Probe into sudden decision to shut English training institute

About 210 children will be affected and the total payment involved is almost 3 million yuan (US$470,000), according to the Putuo District Market Supervision and Management Bureau.

Authorities in Putuo District are investigating the sudden decision to close an outlet of Sesame Street English, an English training institute, leaving parents of more than 200 children in the lurch, the market watchdog said yesterday.

About 210 children will be affected and the total payment involved is almost 3 million yuan (US$470,000), according to the Putuo District Market Supervision and Management Bureau. The watchdog is investigating along with the police and other relevant authorities.
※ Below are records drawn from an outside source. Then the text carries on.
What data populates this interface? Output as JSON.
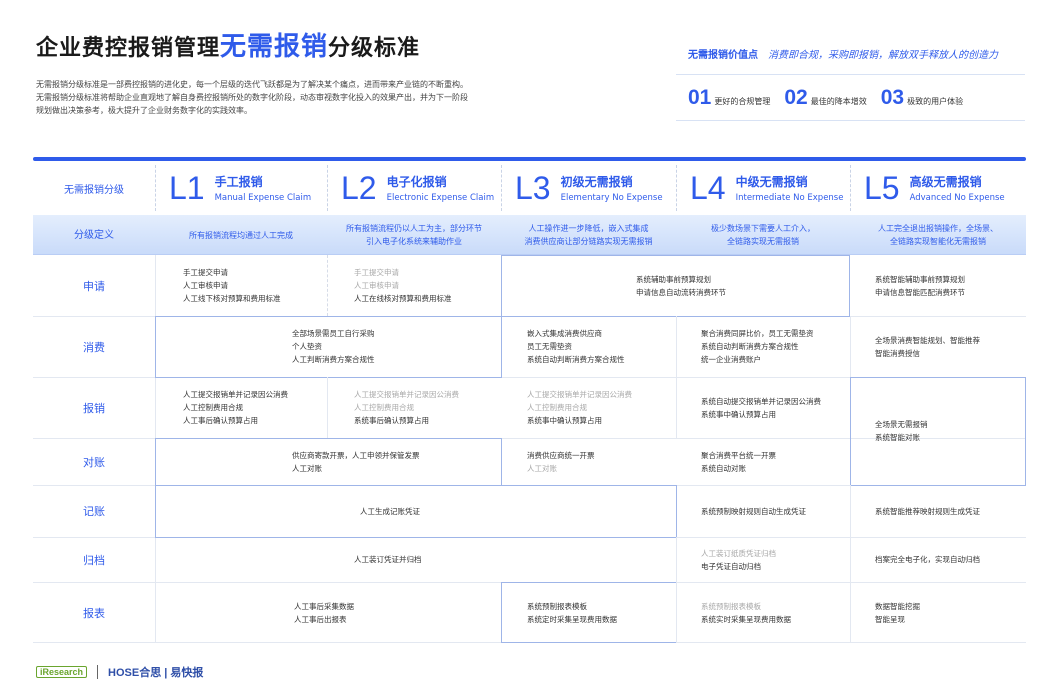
{
  "title": {
    "main": "企业费控报销管理",
    "highlight": "无需报销",
    "suffix": "分级标准"
  },
  "intro": [
    "无需报销分级标准是一部费控报销的进化史，每一个层级的迭代飞跃都是为了解决某个痛点，进而带来产业链的不断重构。",
    "无需报销分级标准将帮助企业直观地了解自身费控报销所处的数字化阶段，动态审视数字化投入的效果产出，并为下一阶段",
    "规划做出决策参考，极大提升了企业财务数字化的实践效率。"
  ],
  "value_points": {
    "lead": "无需报销价值点",
    "slogan": "消费即合规，采购即报销，解放双手释放人的创造力",
    "items": [
      {
        "num": "01",
        "text": "更好的合规管理"
      },
      {
        "num": "02",
        "text": "最佳的降本增效"
      },
      {
        "num": "03",
        "text": "极致的用户体验"
      }
    ]
  },
  "accent_color": "#2f5bea",
  "table": {
    "header_label": "无需报销分级",
    "levels": [
      {
        "code": "L1",
        "cn": "手工报销",
        "en": "Manual Expense Claim"
      },
      {
        "code": "L2",
        "cn": "电子化报销",
        "en": "Electronic Expense Claim"
      },
      {
        "code": "L3",
        "cn": "初级无需报销",
        "en": "Elementary No Expense"
      },
      {
        "code": "L4",
        "cn": "中级无需报销",
        "en": "Intermediate No Expense"
      },
      {
        "code": "L5",
        "cn": "高级无需报销",
        "en": "Advanced No Expense"
      }
    ],
    "definition_label": "分级定义",
    "definitions": [
      {
        "l1": "所有报销流程均通过人工完成",
        "l2": ""
      },
      {
        "l1": "所有报销流程仍以人工为主，部分环节",
        "l2": "引入电子化系统来辅助作业"
      },
      {
        "l1": "人工操作进一步降低，嵌入式集成",
        "l2": "消费供应商让部分链路实现无需报销"
      },
      {
        "l1": "极少数场景下需要人工介入，",
        "l2": "全链路实现无需报销"
      },
      {
        "l1": "人工完全退出报销操作，全场景、",
        "l2": "全链路实现智能化无需报销"
      }
    ],
    "row_labels": [
      "申请",
      "消费",
      "报销",
      "对账",
      "记账",
      "归档",
      "报表"
    ],
    "cells": {
      "apply_l1": [
        "手工提交申请",
        "人工审核申请",
        "人工线下核对预算和费用标准"
      ],
      "apply_l2": [
        "手工提交申请",
        "人工审核申请",
        "人工在线核对预算和费用标准"
      ],
      "apply_l34": [
        "系统辅助事前预算规划",
        "申请信息自动流转消费环节"
      ],
      "apply_l5": [
        "系统智能辅助事前预算规划",
        "申请信息智能匹配消费环节"
      ],
      "consume_l12": [
        "全部场景需员工自行采购",
        "个人垫资",
        "人工判断消费方案合规性"
      ],
      "consume_l3": [
        "嵌入式集成消费供应商",
        "员工无需垫资",
        "系统自动判断消费方案合规性"
      ],
      "consume_l4": [
        "聚合消费同屏比价，员工无需垫资",
        "系统自动判断消费方案合规性",
        "统一企业消费账户"
      ],
      "consume_l5": [
        "全场景消费智能规划、智能推荐",
        "智能消费授信"
      ],
      "claim_l1": [
        "人工提交报销单并记录因公消费",
        "人工控制费用合规",
        "人工事后确认预算占用"
      ],
      "claim_l2": [
        "人工提交报销单并记录因公消费",
        "人工控制费用合规",
        "系统事后确认预算占用"
      ],
      "claim_l3": [
        "人工提交报销单并记录因公消费",
        "人工控制费用合规",
        "系统事中确认预算占用"
      ],
      "claim_l4": [
        "系统自动提交报销单并记录因公消费",
        "系统事中确认预算占用"
      ],
      "reconcile_l12": [
        "供应商寄款开票，人工申领并保管发票",
        "人工对账"
      ],
      "reconcile_l3": [
        "消费供应商统一开票",
        "人工对账"
      ],
      "reconcile_l4": [
        "聚合消费平台统一开票",
        "系统自动对账"
      ],
      "claim_reconcile_l5": [
        "全场景无需报销",
        "系统智能对账"
      ],
      "book_l13": [
        "人工生成记账凭证"
      ],
      "book_l4": [
        "系统预制映射规则自动生成凭证"
      ],
      "book_l5": [
        "系统智能推荐映射规则生成凭证"
      ],
      "archive_l13": [
        "人工装订凭证并归档"
      ],
      "archive_l4": [
        "人工装订纸质凭证归档",
        "电子凭证自动归档"
      ],
      "archive_l5": [
        "档案完全电子化，实现自动归档"
      ],
      "report_l12": [
        "人工事后采集数据",
        "人工事后出报表"
      ],
      "report_l3": [
        "系统预制报表模板",
        "系统定时采集呈现费用数据"
      ],
      "report_l4": [
        "系统预制报表模板",
        "系统实时采集呈现费用数据"
      ],
      "report_l5": [
        "数据智能挖掘",
        "智能呈现"
      ]
    }
  },
  "footer": {
    "brand1": "iResearch",
    "brand2": "HOSE合思 | 易快报"
  }
}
Aggrieved parents are demanding a refund but the school has refused, without giving any reason.

A woman surnamed Pan said her 6-year-old grandson had attended just one month of classes at the branch on Jinshajiang Road. The family paid 20,880 yuan for a year of classes.

“Institute workers told us over the weekend that they will close at the end of this month permanently,” she said.

“All parents demanded a full refund, which was refused by the outlet,” she told Shanghai Daily. “I am very anxious because it is not a small amount of payment.”

She added: “The solution they offered is that children can continue learning at other outlets like one in Songjiang District, but they are far away and inconvenient.”

A woman surnamed Lin paid more than 59,000 yuan for three years of classes for her 5-year-old daughter who had only finished just 18 months of lessons.

“We learnt that the legal representative and head of the institute outlet planned to sell it as early as June last year due to operational problems, but it still tricked parents into prepaying tuition by hosting promotional activities in November and posting advertisements saying it will open winter vacation classes,” Lin claimed.

She claimed the institute said it had run out of money due to a lawsuit.

Some teachers had also quit as their wages were in arrears, she claimed.

The outlet head was not available for comment.